日本初の太陽光売電から25年 設備は桑野氏宅でいまも稼働
日本で初めて系統に連系された住宅用太陽光発電設備が今年7月で稼働から25年を迎えた。旧三洋電機で社長を務めた桑野幸徳氏の自宅の設備だ。太陽光パネルやPCS(パワーコンディショナ)が一度も壊れず、稼働を続けている。
桑野氏は1992年、大阪府交野市の自宅屋根に、変換効率10%の太陽光パネルを1.4kW分設置し、系統に連系して余剰電力を売電する逆潮流を始めた。
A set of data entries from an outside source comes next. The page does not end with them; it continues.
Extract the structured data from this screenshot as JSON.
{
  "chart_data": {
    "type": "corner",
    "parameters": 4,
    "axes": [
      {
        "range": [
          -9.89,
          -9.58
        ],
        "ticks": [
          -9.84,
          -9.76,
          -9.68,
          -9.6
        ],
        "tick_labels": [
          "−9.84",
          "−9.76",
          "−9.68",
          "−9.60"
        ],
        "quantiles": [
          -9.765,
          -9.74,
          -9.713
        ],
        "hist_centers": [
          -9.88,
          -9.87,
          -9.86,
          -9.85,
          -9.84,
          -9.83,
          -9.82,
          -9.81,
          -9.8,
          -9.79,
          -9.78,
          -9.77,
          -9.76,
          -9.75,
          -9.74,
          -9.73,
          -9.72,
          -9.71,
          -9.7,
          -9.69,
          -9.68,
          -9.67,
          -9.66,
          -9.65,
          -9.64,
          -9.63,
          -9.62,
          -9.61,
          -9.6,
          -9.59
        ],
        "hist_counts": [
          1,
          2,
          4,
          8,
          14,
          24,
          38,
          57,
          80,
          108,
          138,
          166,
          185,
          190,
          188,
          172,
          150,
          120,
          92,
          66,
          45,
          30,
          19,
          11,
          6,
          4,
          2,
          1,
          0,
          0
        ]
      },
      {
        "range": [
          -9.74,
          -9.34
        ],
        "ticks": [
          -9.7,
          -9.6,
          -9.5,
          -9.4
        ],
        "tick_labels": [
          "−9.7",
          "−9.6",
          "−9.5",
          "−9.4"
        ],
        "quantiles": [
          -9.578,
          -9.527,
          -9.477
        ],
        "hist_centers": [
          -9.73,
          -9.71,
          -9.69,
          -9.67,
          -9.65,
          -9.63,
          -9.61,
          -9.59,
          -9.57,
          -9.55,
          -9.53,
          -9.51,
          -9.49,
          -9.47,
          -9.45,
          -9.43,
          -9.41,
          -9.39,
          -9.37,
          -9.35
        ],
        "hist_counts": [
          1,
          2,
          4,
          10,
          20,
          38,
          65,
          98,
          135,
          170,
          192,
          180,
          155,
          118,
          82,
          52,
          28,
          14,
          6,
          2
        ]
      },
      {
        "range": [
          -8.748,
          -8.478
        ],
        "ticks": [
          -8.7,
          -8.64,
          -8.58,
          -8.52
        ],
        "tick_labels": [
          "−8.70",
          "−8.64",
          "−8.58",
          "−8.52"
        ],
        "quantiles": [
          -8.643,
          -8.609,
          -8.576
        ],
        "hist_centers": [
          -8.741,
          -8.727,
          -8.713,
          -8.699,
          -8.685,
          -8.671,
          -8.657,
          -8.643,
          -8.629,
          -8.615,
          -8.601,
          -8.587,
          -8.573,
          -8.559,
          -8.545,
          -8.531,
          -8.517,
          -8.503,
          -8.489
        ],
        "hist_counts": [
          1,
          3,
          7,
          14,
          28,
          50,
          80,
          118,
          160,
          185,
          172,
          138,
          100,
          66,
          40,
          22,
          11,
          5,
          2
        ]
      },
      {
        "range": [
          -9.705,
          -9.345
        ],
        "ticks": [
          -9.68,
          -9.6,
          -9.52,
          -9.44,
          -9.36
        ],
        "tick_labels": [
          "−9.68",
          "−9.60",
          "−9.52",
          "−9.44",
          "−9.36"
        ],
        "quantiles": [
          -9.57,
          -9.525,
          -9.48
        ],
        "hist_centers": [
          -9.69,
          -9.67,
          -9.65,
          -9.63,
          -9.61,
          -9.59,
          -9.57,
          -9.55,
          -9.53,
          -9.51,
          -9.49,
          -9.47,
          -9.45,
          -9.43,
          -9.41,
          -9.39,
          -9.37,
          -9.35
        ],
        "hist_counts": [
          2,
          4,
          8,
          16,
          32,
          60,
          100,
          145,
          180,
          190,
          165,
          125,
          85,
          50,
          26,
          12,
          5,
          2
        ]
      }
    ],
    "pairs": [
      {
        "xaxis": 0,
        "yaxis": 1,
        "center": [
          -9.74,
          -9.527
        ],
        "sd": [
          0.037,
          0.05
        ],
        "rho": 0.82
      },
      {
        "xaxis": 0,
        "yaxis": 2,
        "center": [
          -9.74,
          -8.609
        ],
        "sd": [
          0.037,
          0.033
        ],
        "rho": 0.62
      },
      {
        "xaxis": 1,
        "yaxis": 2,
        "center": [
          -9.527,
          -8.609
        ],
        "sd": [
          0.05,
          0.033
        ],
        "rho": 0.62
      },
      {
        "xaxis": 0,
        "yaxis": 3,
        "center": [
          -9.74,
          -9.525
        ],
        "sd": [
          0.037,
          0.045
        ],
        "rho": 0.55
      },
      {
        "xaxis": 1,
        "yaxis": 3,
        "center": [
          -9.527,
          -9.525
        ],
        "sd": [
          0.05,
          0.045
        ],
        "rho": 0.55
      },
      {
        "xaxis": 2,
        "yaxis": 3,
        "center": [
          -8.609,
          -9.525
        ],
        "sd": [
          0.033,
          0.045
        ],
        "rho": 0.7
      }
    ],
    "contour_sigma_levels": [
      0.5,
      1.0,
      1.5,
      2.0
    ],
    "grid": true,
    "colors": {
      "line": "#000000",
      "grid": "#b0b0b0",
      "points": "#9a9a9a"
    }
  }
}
桑野氏は、「それまで余った電力は蓄電池に溜めるしかなく、コストが高くついてしまっていた。ならば系統へ戻させてもらおうと考え、当時の通商産業省(現在の経済産業省)に申請し、電力会社の社長会で認可を得た。実際に逆潮流するまで何度も関西電力の担当者と打ち合わせした」と振り返る。
逆潮流開始の翌年、ベランダに0.4kWパネルを増設し、現在発電設備の出力は1.8kWになっている。パネルは稼働開始当初からほとんど出力が劣化せず、PCSは部品の交換すらしていない。
桑野氏は、「逆潮流している太陽光発電設備では世界でもっとも長期間稼働しているのではないか」と胸を張り、続けて、「25年前と比べ、現在パネルの効率は倍になり、信頼性も上がった。より長寿命にすれば、もっとも安い発電設備になる」と強調した。
9月24日、桑野氏は関係者や報道陣を自宅に招いて設備を公開した。